Hill plays with some interesting ideas but it never gets that, on the edge of your seat sense of desperation he achieved in "Heart Shaped Box". Its still worth a listen, but I keep hoping he will get back there.
I honestly went to download the next part and realized that was it. After I realized there wasn't a second part I accepted there was an ending but it was rather unsatisfying. Don't understand all the great reviews. Granted it could set up a second story with a bigger conflict, I still thought it was OK at best. The bad guys actions just didn't make much sense to me.
I’ve enjoyed the Odd series, but it seems to be moving from entertaining to average. Mr. Koontz seems to have some issues with modern day society and he uses Odd to voice all of his complaints. He has done some of this in all of the Odd books but it seems to gotten out of control and has become quite distracting. It would be great if Knoontz could get back to the form of some of his earlier work like “Out the Corner of His Eye” or “The Face” where he would take time to build suspense and develop his characters.
Spoiler alert: One of my other complaints about this story is Tesla. It seems like anytime an author needs to create a unusual machine or some piece science fiction machinery they simple pull out Nikola Tesla to give it creditability. I know he is a fascinating person, but why not invent a new mad scientist.
I was prepared for JK Rowling's new book not to be another Harry Potter installment, in fact I thought it was a good move for her to go a different direction. After the phenomena that was HP what could she possibly do to follow it up? So I gave a Casual Vacancy a chance.
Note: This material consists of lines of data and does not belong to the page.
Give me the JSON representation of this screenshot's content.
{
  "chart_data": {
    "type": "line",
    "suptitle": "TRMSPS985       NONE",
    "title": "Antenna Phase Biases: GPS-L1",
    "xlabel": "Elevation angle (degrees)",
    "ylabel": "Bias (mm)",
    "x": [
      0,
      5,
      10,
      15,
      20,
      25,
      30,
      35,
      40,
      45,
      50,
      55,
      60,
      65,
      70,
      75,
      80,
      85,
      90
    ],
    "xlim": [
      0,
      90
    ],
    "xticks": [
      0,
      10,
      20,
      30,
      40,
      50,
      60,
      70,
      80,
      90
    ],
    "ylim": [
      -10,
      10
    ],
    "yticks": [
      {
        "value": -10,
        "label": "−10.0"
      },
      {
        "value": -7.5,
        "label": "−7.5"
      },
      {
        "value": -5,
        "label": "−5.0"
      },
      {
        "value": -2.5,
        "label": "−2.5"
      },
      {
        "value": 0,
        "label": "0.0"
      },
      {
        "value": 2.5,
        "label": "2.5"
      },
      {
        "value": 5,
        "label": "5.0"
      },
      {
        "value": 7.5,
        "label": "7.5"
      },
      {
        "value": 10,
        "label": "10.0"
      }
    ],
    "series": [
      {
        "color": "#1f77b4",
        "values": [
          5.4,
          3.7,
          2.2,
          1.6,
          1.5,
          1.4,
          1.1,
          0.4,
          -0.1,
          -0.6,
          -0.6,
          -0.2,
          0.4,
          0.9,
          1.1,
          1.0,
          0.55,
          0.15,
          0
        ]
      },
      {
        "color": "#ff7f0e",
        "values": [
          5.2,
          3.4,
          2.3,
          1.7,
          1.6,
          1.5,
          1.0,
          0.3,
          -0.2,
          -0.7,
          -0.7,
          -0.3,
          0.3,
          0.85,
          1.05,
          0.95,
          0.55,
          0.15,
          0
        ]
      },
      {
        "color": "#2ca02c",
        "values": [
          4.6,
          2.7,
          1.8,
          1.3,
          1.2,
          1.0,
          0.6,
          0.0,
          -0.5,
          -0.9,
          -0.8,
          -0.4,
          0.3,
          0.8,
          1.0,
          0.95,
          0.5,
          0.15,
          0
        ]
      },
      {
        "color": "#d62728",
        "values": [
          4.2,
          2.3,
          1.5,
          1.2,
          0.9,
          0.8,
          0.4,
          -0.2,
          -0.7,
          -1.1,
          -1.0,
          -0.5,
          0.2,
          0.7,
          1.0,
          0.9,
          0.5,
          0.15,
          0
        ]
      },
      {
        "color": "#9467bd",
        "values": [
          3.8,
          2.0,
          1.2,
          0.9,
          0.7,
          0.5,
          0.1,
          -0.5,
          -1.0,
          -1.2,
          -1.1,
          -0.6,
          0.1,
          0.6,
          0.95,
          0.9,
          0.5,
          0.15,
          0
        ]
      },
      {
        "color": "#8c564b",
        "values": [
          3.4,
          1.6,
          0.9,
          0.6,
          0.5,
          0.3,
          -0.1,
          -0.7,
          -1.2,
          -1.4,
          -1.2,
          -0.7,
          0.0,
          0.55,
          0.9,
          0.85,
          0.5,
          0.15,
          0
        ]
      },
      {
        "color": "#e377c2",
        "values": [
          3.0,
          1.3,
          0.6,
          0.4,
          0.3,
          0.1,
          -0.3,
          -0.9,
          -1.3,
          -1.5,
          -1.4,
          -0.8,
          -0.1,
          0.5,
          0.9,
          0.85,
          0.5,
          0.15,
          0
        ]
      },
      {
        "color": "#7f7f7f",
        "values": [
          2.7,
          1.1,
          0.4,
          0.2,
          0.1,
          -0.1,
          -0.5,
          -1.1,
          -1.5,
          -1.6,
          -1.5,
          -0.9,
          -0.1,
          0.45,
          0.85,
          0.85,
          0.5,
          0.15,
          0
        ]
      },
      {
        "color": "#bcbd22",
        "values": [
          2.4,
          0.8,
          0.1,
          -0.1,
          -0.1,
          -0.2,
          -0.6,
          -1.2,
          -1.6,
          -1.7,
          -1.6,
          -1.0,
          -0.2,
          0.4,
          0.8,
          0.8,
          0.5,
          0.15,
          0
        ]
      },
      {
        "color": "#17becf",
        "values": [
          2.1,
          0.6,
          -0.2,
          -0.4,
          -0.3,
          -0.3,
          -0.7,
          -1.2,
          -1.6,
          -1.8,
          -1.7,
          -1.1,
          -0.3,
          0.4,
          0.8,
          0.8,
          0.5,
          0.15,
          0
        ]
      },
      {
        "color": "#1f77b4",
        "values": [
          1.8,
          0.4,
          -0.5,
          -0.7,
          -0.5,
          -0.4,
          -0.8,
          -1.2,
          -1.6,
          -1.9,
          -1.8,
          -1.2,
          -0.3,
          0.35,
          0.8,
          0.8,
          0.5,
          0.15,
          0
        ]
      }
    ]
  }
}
I gave it a chance after a slow start that introduced so many characters it was hard to follow. I gave it a chance past all the profanity, drug use and sex; more than most adult crime novels I listen to. I could have even dealt with the rape scene if it had been important to the story. Unfortunately it wasn't worth it. I get That Rowling wanted to dig into the gritty "real world" after years of fantasy, but she seems to only run to all the things she couldn't write about through seven other novels. she spends the entire novel digging into all the dirt of real life without out even glancing at the good parts. There are no redeeming characters, no one to pull for, no innocent people only victims, no villains just slightly corrupt, incompetent abuser and self absorbed people.
You wouldn't think a small town in the English country side would hold such misery. Casual Vacancy starts like many books, introducing different characters of a small town who seem to be completely unconnected. One local councilmen dies of a brain aneurysms and we begin to see how his death effects them all. The story is slow, but has a sense of building so I figured it was going somewhere. None the characters are completely good or bad, but its their flaws Rowling focuses on. The story ends in a senseless tragedy, which seems to come out of no where and leave you completely unsatisfied. You think something good will come out of this entire mess, but it doesn't. One or two of the characters end up slightly better than they started, but anything to be learned from the book are left to the reader to be decided. The story is told from 3rd person omniscient, and I had a hard time believing some of the characters motivations which got a little annoying.
All that said I somewhat enjoyed it. I was drawn in, I wanted to find out where the much to do about nothing was leading. I was hoping for big payoff, and I was prepared to write a good review. But the ending is just kind of empty and sad. It's like Rowling created all of these characters and then didn't know what to do with them. I noticed in the HP books she had a tendency to add unnessicary story lines in some of the later books. I thought she just like those characters too much not to have something for them to do. Now I wonder if she just needs someone to tell her to focus on the main storyline, even if you have to cut a few thing.